Current thinking is therefore a minimal C or Fortran (I know it's ugly, but I already know the language, and in my field other users will understand the source) program, maybe with some shared memory thrown in between threads/processes if it's done easily enough, and a high level scripting language to split data and recombine output.
posted by edd at 9:14 AM on September 20, 2006

I'm really after a language where I can simply write a loop and mark it out as being something for which each iteration is independent, and where I can multiply two large arrays and have the processors share the work magically

What I remember from college (and this was 6 years ago), there was version of Fortran called Parallel Fortran that did this. Basically you took a working Fortran program and you inserted compilier directives into the source code using Fortran comments and had parallelism. I don't think anyone has written a pre-processor like system for Java. In which case, I would seriously consider a hard core threading library like java.util.concurrent. There is non-Sun provided version for older versions of Java. They do have a cool ThreadPoolExecutor that will take chunks of work and execute it in a pool of threads. You'd have to do the work to queue up the chunks of work in the executor and then wait for the pool to be done, but all the messy threading details are hidden under the covers.
posted by mmascolino at 11:41 AM on September 20, 2006

There'd be very little message passing or anything like that on the inside. It's being passed a list of a few million things and being asked to do the same thing independently to each.

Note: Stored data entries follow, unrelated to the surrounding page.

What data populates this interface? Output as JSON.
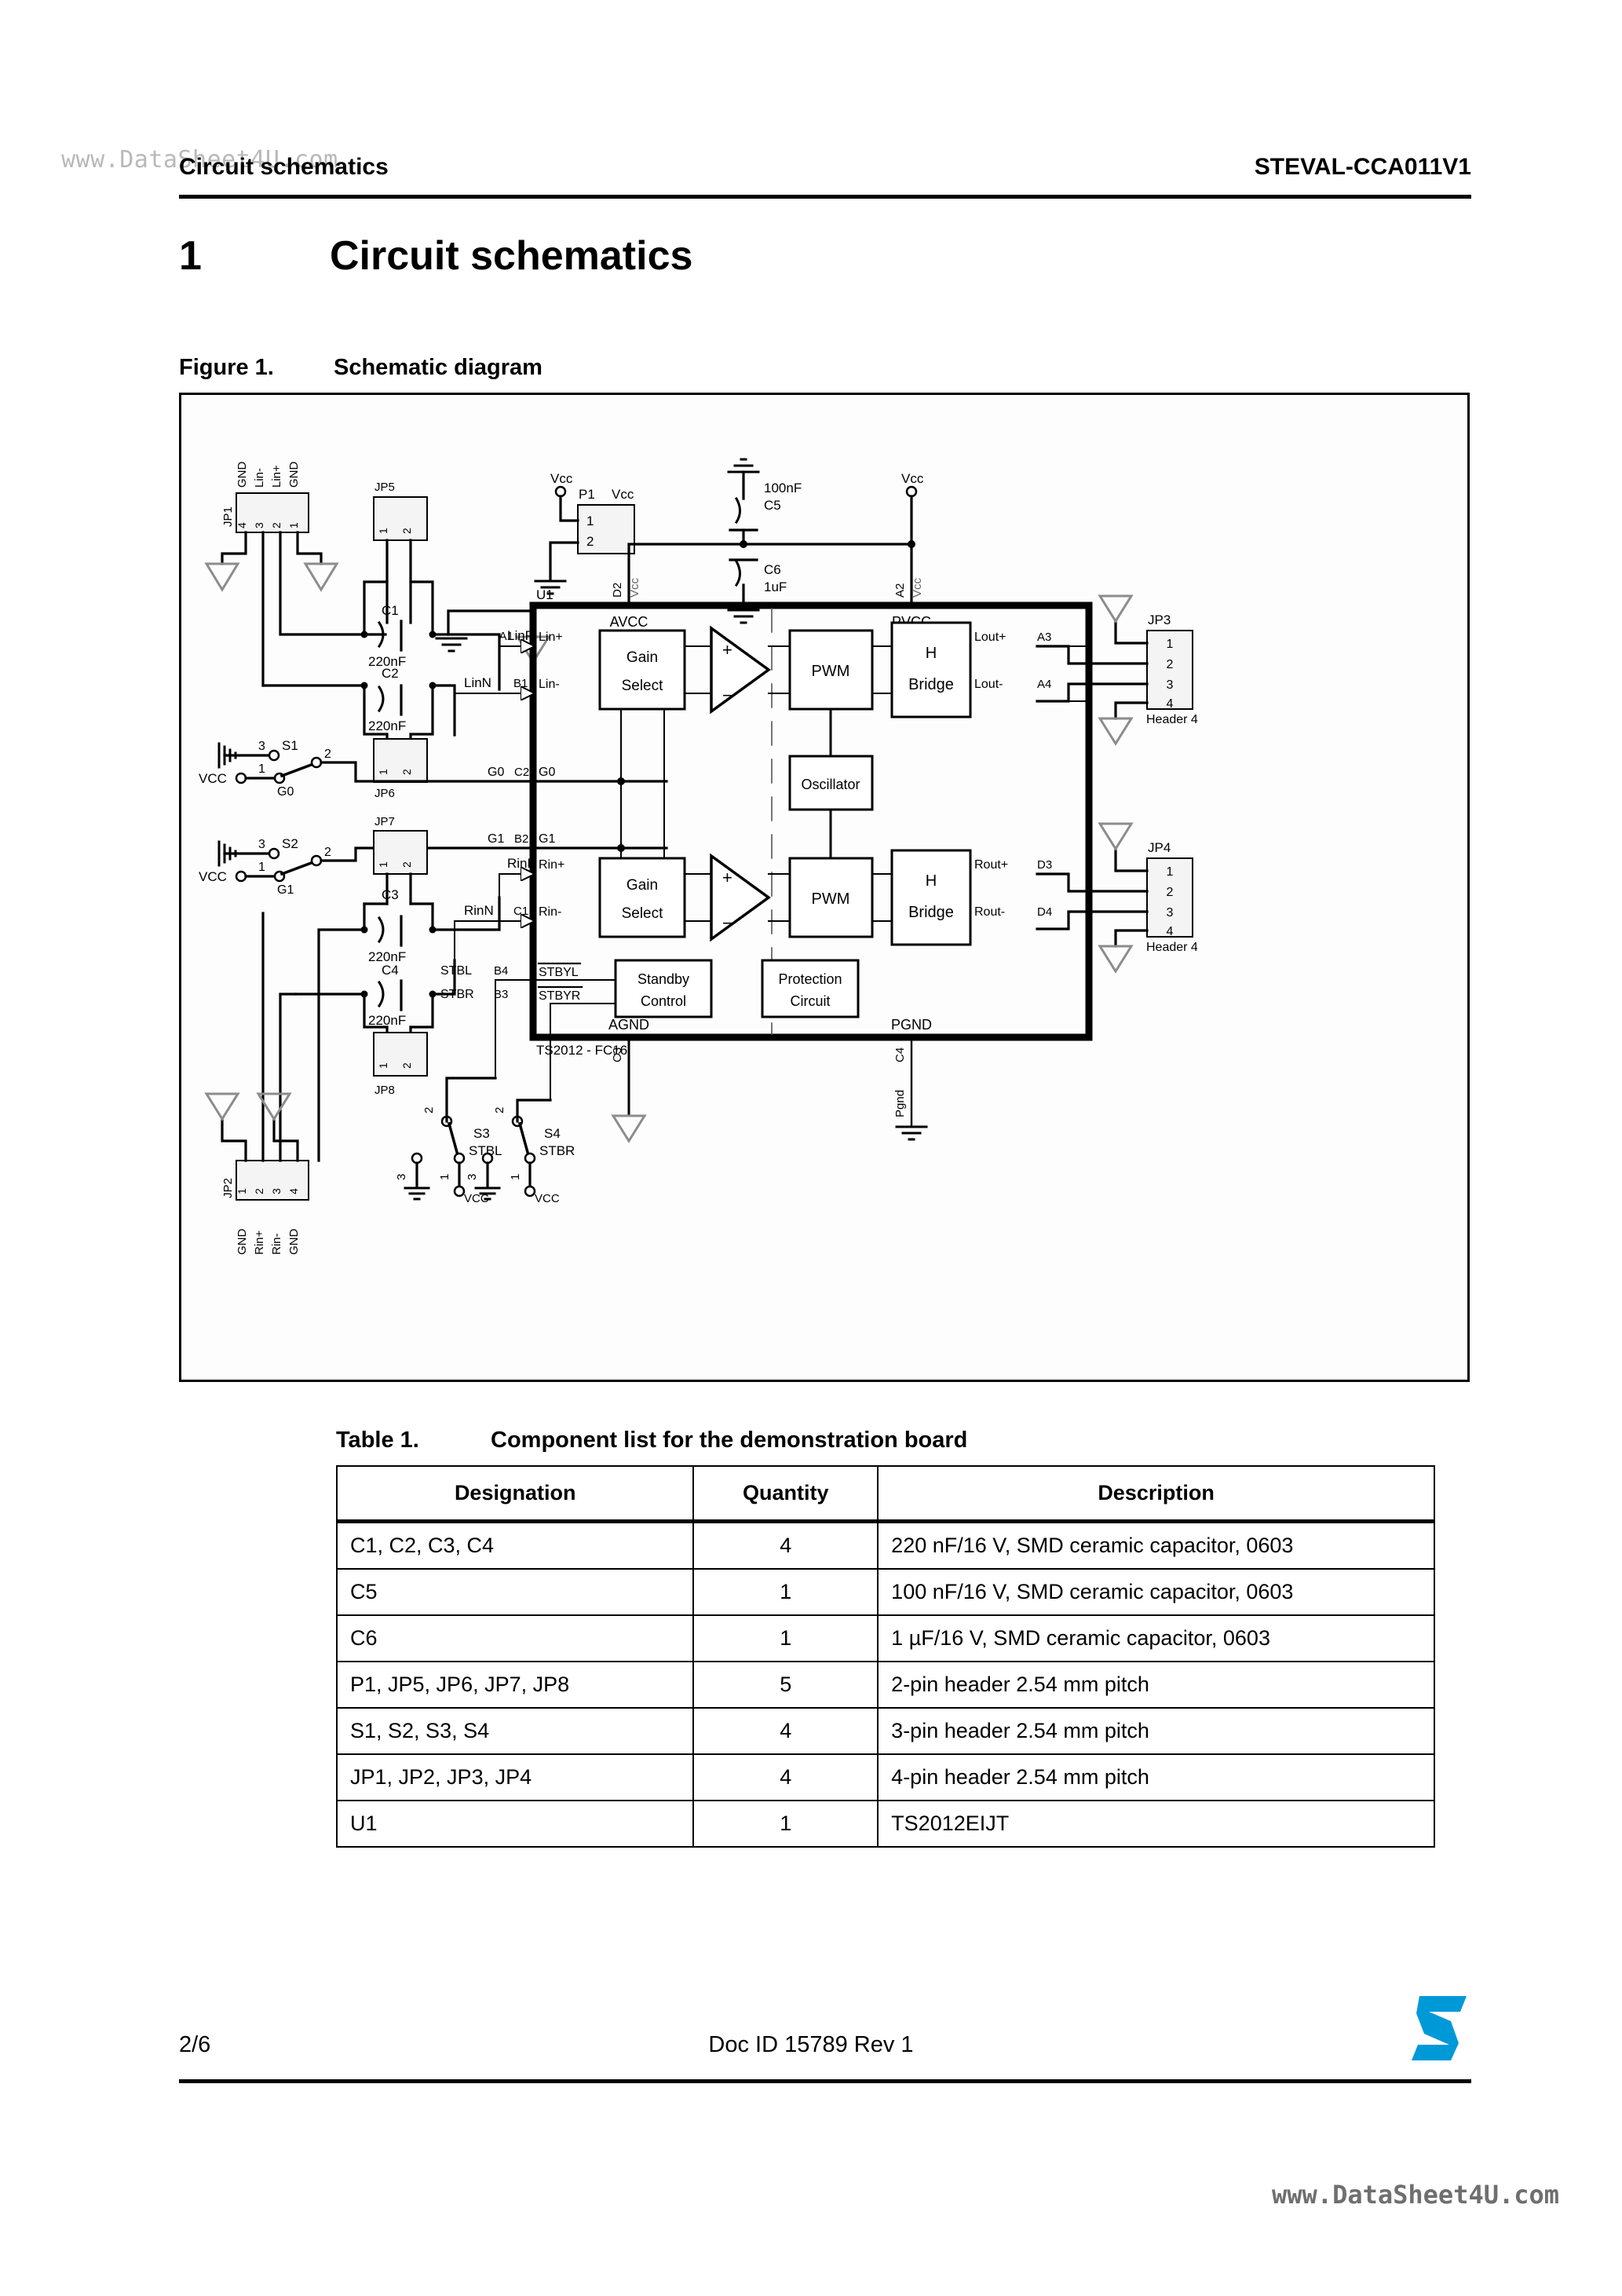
{
  "watermark": {
    "top": "www.DataSheet4U.com",
    "bottom": "www.DataSheet4U.com"
  },
  "header": {
    "left": "Circuit schematics",
    "right": "STEVAL-CCA011V1"
  },
  "section": {
    "number": "1",
    "title": "Circuit schematics"
  },
  "figure": {
    "label": "Figure 1.",
    "caption": "Schematic diagram",
    "schematic": {
      "ic": {
        "refdes": "U1",
        "part": "TS2012 - FC16",
        "rails": {
          "avcc": "AVCC",
          "pvcc": "PVCC",
          "agnd": "AGND",
          "pgnd": "PGND"
        },
        "blocks": [
          "Gain Select",
          "PWM",
          "H Bridge",
          "Oscillator",
          "Gain Select",
          "PWM",
          "H Bridge",
          "Standby Control",
          "Protection Circuit"
        ],
        "block_labels": {
          "gain": "Gain",
          "select": "Select",
          "pwm": "PWM",
          "h": "H",
          "bridge": "Bridge",
          "oscillator": "Oscillator",
          "standby": "Standby",
          "control": "Control",
          "protection": "Protection",
          "circuit": "Circuit"
        },
        "pins": [
          {
            "pin": "A1",
            "name": "Lin+",
            "net": "LinP"
          },
          {
            "pin": "B1",
            "name": "Lin-",
            "net": "LinN"
          },
          {
            "pin": "C2",
            "name": "G0",
            "net": "G0"
          },
          {
            "pin": "B2",
            "name": "G1",
            "net": "G1"
          },
          {
            "pin": "D1",
            "name": "Rin+",
            "net": "RinP"
          },
          {
            "pin": "C1",
            "name": "Rin-",
            "net": "RinN"
          },
          {
            "pin": "B4",
            "name": "STBYL",
            "net": "STBL"
          },
          {
            "pin": "B3",
            "name": "STBYR",
            "net": "STBR"
          },
          {
            "pin": "A3",
            "name": "Lout+",
            "net": ""
          },
          {
            "pin": "A4",
            "name": "Lout-",
            "net": ""
          },
          {
            "pin": "D3",
            "name": "Rout+",
            "net": ""
          },
          {
            "pin": "D4",
            "name": "Rout-",
            "net": ""
          },
          {
            "pin": "D2",
            "name": "Vcc",
            "net": "AVCC"
          },
          {
            "pin": "A2",
            "name": "Vcc",
            "net": "PVCC"
          },
          {
            "pin": "C3",
            "name": "",
            "net": "AGND"
          },
          {
            "pin": "C4",
            "name": "Pgnd",
            "net": "PGND"
          }
        ],
        "opamp_plus": "+",
        "opamp_minus": "−"
      },
      "connectors": [
        {
          "ref": "JP1",
          "pins": [
            "4",
            "3",
            "2",
            "1"
          ],
          "labels": [
            "GND",
            "Lin-",
            "Lin+",
            "GND"
          ]
        },
        {
          "ref": "JP2",
          "pins": [
            "1",
            "2",
            "3",
            "4"
          ],
          "labels": [
            "GND",
            "Rin+",
            "Rin-",
            "GND"
          ]
        },
        {
          "ref": "JP3",
          "pins": [
            "1",
            "2",
            "3",
            "4"
          ],
          "type": "Header 4"
        },
        {
          "ref": "JP4",
          "pins": [
            "1",
            "2",
            "3",
            "4"
          ],
          "type": "Header 4"
        },
        {
          "ref": "JP5",
          "pins": [
            "1",
            "2"
          ]
        },
        {
          "ref": "JP6",
          "pins": [
            "1",
            "2"
          ]
        },
        {
          "ref": "JP7",
          "pins": [
            "1",
            "2"
          ]
        },
        {
          "ref": "JP8",
          "pins": [
            "1",
            "2"
          ]
        },
        {
          "ref": "P1",
          "pins": [
            "1",
            "2"
          ],
          "rail": "Vcc"
        }
      ],
      "capacitors": [
        {
          "ref": "C1",
          "value": "220nF"
        },
        {
          "ref": "C2",
          "value": "220nF"
        },
        {
          "ref": "C3",
          "value": "220nF"
        },
        {
          "ref": "C4",
          "value": "220nF"
        },
        {
          "ref": "C5",
          "value": "100nF"
        },
        {
          "ref": "C6",
          "value": "1uF"
        }
      ],
      "switches": [
        {
          "ref": "S1",
          "sig": "G0",
          "pins": [
            "1",
            "2",
            "3"
          ],
          "src": "VCC"
        },
        {
          "ref": "S2",
          "sig": "G1",
          "pins": [
            "1",
            "2",
            "3"
          ],
          "src": "VCC"
        },
        {
          "ref": "S3",
          "sig": "STBL",
          "pins": [
            "1",
            "2",
            "3"
          ],
          "src": "VCC"
        },
        {
          "ref": "S4",
          "sig": "STBR",
          "pins": [
            "1",
            "2",
            "3"
          ],
          "src": "VCC"
        }
      ],
      "nets": [
        "Vcc",
        "VCC",
        "LinP",
        "LinN",
        "RinP",
        "RinN",
        "G0",
        "G1",
        "STBL",
        "STBR",
        "Pgnd"
      ]
    }
  },
  "table": {
    "label": "Table 1.",
    "caption": "Component list for the demonstration board",
    "columns": [
      "Designation",
      "Quantity",
      "Description"
    ],
    "rows": [
      {
        "designation": "C1, C2, C3, C4",
        "quantity": "4",
        "description": "220 nF/16 V, SMD ceramic capacitor, 0603"
      },
      {
        "designation": "C5",
        "quantity": "1",
        "description": "100 nF/16 V, SMD ceramic capacitor, 0603"
      },
      {
        "designation": "C6",
        "quantity": "1",
        "description": "1 µF/16 V, SMD ceramic capacitor, 0603"
      },
      {
        "designation": "P1, JP5, JP6, JP7, JP8",
        "quantity": "5",
        "description": "2-pin header 2.54 mm pitch"
      },
      {
        "designation": "S1, S2, S3, S4",
        "quantity": "4",
        "description": "3-pin header 2.54 mm pitch"
      },
      {
        "designation": "JP1, JP2, JP3, JP4",
        "quantity": "4",
        "description": "4-pin header 2.54 mm pitch"
      },
      {
        "designation": "U1",
        "quantity": "1",
        "description": "TS2012EIJT"
      }
    ]
  },
  "footer": {
    "page": "2/6",
    "doc": "Doc ID 15789 Rev 1",
    "logo": "st-logo"
  },
  "colors": {
    "logo_blue": "#0099d8",
    "gnd_gray": "#8c8c8c",
    "text": "#000000"
  }
}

In that case, my approach would be to write the smallest, simplest program that is given a parameter identifying the part of the problem space and produces its answer. You can then make a wrapper that instantiates n copies of it, each in a thread which takes a larger parameter space and splits it across the n threads. If necessary, you can write a shell/perl script that uses [rs]sh to run a bunch of copies of this program on a list of machines.

Go with whatever language you're most comfortable with. Since you claim to write bad code, I'd say definitely go with Java because it's fails in much less mysterious ways when you do something wrong; you can't randomly overwrite other parts of your program because you went 1 off the end of an array.

You probably want to look up the producer-consumer problem, it's what you'll want to use to division up the work for your worker threads and perhaps collate the results. There are known-good solutions involving a circular buffer and semaphores; if you like I can email you some code for that part and it should be the only place where threads interact.

Make absolutely sure your shared lookup tables truly are lookup only and never modified :)
posted by polyglot at 3:34 PM on September 20, 2006

By way of an update, I rewrote in C using OpenMP. It turned out a coworker uses OpenMP which helped a fair bit.

End result is a program that's scriptable in the way polyglot suggested so that it can be split across multiple machines but is also parallel at a lower level for SMP systems with a compiler that supports it.